The reason I wrote this follow up is I’m concerned that people have to be “amplified” to be heard, or otherwise they are allowed to fall through the cracks. Many people just on Daily Kos are living on the edge. I’ve been mostly unemployed (a little under-the-table work) for three years. I won’t go into my litany of problems (but feel free to read through my diaries if your curious) - the point is that I read diaries and comments from people in similar extreme situations every day. They, too, have been going without help they need for a while. They, too, have gotten to the point where they are going on the web and shouting their problems, hoping that someone, anyone will start listening. All the cries for help create a lot of noise, so people who could help just tune out.
It’s not just a matter of whether you are articulate enough to communicate your problems. I would say most people who participate in the blogosphere have above-average communication skills: they already have a major advantage over the significant portion of the population that can barely read, who can’t advocate for themselves or interest anyone in advocating for them, and are therefore invisible.
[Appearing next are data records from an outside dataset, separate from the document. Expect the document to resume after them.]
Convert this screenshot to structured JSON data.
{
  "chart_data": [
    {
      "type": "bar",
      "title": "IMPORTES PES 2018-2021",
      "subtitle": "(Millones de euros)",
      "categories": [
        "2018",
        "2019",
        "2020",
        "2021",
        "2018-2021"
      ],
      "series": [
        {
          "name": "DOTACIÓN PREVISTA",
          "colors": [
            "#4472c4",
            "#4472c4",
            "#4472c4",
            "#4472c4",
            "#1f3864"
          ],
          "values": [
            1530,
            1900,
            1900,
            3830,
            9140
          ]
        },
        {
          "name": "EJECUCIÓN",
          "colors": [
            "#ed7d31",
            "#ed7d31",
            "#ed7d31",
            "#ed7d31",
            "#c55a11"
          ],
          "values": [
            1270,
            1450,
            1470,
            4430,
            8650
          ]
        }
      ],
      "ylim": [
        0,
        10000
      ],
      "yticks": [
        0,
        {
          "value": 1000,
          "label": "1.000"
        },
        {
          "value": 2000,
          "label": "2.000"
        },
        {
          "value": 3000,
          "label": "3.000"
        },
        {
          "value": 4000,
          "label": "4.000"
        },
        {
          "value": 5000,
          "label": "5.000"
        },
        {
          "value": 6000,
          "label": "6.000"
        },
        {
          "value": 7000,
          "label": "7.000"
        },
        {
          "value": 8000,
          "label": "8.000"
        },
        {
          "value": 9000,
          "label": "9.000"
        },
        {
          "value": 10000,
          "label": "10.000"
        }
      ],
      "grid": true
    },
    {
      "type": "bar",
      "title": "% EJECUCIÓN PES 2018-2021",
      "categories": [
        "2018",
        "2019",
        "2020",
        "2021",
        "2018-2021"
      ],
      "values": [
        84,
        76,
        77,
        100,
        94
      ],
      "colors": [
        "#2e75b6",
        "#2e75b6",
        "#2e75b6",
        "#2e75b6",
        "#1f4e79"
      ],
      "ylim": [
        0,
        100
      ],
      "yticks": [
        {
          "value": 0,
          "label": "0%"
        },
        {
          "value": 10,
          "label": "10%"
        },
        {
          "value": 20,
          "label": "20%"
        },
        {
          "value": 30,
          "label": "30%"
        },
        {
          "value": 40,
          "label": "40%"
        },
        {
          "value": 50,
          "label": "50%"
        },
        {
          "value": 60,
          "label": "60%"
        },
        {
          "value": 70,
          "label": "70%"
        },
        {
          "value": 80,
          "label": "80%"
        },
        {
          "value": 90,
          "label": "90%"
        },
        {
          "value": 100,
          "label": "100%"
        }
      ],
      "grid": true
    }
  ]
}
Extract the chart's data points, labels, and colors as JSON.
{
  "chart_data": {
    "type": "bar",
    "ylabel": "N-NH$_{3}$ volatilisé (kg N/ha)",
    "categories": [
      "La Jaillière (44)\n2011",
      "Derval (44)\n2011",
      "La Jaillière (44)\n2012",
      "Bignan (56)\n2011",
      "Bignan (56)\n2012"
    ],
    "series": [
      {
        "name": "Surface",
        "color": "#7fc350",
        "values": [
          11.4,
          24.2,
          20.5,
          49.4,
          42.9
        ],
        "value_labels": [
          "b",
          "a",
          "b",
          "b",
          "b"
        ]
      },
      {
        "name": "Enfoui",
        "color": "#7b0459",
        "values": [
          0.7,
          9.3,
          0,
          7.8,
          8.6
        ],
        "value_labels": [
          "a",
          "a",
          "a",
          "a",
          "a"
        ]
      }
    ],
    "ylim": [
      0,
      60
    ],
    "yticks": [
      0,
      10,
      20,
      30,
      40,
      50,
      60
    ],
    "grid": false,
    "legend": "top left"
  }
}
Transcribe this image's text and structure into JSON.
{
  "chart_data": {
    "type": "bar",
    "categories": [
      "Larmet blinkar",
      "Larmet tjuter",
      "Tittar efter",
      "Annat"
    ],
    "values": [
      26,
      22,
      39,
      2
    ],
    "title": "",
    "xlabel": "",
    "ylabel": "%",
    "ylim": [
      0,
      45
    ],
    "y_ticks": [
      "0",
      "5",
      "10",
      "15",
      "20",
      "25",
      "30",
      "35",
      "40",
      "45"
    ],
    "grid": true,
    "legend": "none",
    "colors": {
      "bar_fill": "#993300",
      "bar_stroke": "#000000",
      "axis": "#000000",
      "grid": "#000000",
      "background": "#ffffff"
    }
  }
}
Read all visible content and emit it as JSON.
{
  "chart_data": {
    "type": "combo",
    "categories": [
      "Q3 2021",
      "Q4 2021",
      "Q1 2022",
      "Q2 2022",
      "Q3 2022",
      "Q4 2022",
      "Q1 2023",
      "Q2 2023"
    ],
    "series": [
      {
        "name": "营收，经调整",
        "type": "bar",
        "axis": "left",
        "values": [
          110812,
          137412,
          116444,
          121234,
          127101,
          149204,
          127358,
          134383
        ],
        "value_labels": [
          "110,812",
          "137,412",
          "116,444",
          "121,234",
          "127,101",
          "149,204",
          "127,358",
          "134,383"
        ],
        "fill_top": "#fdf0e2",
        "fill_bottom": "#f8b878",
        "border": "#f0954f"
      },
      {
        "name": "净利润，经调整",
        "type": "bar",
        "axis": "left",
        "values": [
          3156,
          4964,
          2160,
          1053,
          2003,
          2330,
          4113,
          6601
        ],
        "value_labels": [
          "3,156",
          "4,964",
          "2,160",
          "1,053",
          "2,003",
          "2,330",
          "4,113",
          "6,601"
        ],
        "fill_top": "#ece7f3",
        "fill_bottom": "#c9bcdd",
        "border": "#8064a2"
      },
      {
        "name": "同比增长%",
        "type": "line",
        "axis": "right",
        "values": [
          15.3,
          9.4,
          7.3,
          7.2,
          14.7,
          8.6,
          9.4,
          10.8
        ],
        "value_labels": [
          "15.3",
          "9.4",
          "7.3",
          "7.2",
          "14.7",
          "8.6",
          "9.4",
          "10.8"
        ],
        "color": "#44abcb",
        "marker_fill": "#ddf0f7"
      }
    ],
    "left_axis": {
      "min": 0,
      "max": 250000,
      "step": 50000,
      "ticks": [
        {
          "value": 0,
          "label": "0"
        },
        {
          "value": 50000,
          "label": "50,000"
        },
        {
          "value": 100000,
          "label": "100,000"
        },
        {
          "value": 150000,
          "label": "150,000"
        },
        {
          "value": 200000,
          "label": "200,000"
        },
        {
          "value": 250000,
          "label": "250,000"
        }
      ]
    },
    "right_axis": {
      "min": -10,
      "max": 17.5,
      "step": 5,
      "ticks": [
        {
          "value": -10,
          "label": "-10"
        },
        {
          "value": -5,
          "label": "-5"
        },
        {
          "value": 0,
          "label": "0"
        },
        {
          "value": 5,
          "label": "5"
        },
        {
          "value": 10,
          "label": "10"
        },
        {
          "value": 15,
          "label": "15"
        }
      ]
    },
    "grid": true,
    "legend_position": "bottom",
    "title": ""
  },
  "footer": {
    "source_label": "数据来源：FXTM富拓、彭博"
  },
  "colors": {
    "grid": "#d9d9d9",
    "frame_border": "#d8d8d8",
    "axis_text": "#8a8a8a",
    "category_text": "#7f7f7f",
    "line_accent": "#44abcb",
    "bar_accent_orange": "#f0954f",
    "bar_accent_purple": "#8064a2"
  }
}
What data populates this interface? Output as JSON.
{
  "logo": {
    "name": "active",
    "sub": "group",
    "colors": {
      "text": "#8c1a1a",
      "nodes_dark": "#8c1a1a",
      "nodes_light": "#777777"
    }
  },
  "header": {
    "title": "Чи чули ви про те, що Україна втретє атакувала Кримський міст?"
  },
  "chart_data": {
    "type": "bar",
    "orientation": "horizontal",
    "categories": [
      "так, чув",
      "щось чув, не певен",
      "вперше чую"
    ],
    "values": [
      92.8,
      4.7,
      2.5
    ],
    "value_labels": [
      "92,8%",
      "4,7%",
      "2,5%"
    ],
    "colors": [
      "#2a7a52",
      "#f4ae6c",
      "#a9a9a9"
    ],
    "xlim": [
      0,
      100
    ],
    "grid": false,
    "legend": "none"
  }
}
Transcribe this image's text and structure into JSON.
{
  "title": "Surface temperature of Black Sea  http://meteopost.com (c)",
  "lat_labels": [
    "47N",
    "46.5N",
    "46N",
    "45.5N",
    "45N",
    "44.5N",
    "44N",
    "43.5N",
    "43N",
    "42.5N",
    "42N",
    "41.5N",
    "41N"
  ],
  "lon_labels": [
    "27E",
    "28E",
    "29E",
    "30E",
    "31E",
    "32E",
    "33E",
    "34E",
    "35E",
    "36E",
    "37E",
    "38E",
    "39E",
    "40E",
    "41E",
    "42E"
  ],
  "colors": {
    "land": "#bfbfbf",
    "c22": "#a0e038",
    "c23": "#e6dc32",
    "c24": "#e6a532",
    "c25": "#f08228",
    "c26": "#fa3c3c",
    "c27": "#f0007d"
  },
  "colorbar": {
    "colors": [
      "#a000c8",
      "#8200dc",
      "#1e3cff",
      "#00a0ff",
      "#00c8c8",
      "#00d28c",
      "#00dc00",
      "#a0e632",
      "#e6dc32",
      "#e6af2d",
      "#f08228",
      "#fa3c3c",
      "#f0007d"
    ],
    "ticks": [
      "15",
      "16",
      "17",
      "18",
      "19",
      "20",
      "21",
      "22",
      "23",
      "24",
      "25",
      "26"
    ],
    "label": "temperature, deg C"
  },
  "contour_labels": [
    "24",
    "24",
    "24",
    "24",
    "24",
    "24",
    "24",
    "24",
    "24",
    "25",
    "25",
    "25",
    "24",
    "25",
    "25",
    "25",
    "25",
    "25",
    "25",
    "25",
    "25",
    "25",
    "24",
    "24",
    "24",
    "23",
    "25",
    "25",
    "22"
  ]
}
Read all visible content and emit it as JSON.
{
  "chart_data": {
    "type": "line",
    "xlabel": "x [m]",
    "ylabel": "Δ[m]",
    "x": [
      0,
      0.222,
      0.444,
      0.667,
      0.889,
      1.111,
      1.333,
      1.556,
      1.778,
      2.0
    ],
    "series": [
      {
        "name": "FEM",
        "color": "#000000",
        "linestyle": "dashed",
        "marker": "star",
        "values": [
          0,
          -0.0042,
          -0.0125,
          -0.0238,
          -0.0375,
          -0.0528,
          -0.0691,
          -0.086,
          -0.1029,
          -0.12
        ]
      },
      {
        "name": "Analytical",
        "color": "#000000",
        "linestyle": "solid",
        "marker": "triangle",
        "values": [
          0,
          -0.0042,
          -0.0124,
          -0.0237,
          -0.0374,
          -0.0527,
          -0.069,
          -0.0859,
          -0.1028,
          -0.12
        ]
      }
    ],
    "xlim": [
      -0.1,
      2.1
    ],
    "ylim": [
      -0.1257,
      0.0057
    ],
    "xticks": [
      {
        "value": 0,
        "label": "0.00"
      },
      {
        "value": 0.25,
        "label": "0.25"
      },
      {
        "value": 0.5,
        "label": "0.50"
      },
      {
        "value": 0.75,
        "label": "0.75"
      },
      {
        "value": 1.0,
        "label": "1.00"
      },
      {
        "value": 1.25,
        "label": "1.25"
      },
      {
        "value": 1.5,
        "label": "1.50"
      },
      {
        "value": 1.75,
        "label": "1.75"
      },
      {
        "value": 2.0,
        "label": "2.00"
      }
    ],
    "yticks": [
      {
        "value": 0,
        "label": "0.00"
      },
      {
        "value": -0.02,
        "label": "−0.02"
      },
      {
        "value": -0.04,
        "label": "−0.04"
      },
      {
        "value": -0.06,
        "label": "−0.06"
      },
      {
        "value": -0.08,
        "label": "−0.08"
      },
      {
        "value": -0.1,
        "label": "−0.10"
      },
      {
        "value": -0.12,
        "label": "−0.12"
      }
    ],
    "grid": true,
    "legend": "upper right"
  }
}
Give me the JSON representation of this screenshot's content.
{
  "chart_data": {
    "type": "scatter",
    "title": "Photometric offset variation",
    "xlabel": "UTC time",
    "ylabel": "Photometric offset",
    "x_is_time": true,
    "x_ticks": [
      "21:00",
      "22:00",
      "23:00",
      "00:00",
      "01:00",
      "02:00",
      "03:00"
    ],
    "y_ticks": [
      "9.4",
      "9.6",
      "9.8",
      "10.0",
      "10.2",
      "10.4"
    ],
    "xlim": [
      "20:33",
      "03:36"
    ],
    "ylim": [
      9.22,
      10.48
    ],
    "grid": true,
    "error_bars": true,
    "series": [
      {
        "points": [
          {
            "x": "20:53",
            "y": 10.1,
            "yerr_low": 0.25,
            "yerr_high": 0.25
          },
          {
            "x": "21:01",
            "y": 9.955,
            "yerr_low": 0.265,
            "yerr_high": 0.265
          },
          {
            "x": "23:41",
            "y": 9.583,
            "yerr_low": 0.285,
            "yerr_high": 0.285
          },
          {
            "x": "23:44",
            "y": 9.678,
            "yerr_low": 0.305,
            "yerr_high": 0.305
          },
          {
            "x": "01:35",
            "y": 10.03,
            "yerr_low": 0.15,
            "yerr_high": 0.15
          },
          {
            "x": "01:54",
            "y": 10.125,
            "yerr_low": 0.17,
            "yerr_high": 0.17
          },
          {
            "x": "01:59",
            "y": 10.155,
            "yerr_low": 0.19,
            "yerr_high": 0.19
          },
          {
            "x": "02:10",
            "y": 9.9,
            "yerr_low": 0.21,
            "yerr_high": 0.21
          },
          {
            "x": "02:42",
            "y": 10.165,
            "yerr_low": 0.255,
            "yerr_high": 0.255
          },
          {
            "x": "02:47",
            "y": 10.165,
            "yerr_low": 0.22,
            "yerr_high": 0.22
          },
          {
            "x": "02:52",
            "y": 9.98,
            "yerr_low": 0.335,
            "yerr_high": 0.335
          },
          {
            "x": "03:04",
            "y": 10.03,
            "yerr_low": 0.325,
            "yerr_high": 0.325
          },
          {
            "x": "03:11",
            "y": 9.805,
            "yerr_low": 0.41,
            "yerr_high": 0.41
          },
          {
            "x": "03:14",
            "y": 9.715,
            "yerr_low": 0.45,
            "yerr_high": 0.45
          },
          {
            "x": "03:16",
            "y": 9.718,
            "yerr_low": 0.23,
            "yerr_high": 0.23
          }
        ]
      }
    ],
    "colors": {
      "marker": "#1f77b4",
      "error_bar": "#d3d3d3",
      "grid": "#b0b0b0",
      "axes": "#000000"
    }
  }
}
At this point, though, you have to scream to be heard. You have to have a following as a writer (a “rec box regular”), media contacts, or access to mailing lists that will get the word out. You have to be willing to do shocking things, use profanity, wave huge multi-colored flags. If you want to hold on to your dignity as the one thing you have left, you’re out of luck. The message the world is sending is give us all a good show, or you aren’t working hard enough to deserve our help.
This state of affairs depresses the hell out of me. I mentioned in a comment before that I was wavering about voting for the Democratic candidate in my state (though the Republican in office is beyond awful), because he gave me the impression that keeping people from falling through the cracks wasn’t part of his platform. Good policy is important, and in theory progressive policy helps more people in the aggregate, but I want political representatives who are also willing to address the flaws in their policy. Instead of worrying that people might “come out of the woodwork” to take advantage of programs, a good political representative should be wondering what is going on with people while they’re still in the woodwork and being ignored. The implication is that the system is okay as long as people suffer and die quietly.
It’s up to us, the voters, to let our political representatives know that there are no “acceptable numbers” of people falling through the cracks. It’s up to us to tell our political representatives that we will vote for the one wants to help real people and seal the cracks instead of just orating about policy.
AllisonInSeattle made an important comment that this is one of the strengths of the Red State outlook. People in the largely red rural areas use small churches and civic organizations to try to cover the cracks, even though they often have meager resources as a community. In urban “Blue” areas, people are often isolated, and while they vote for the party that’s promising to do the right thing, that promise is often empty as far as individual lives are concerned.
In sum, I hope the efforts that Kossacks made that today to help people in dire straits will spark a larger discussion about how to reach out to the people who have no voice at all.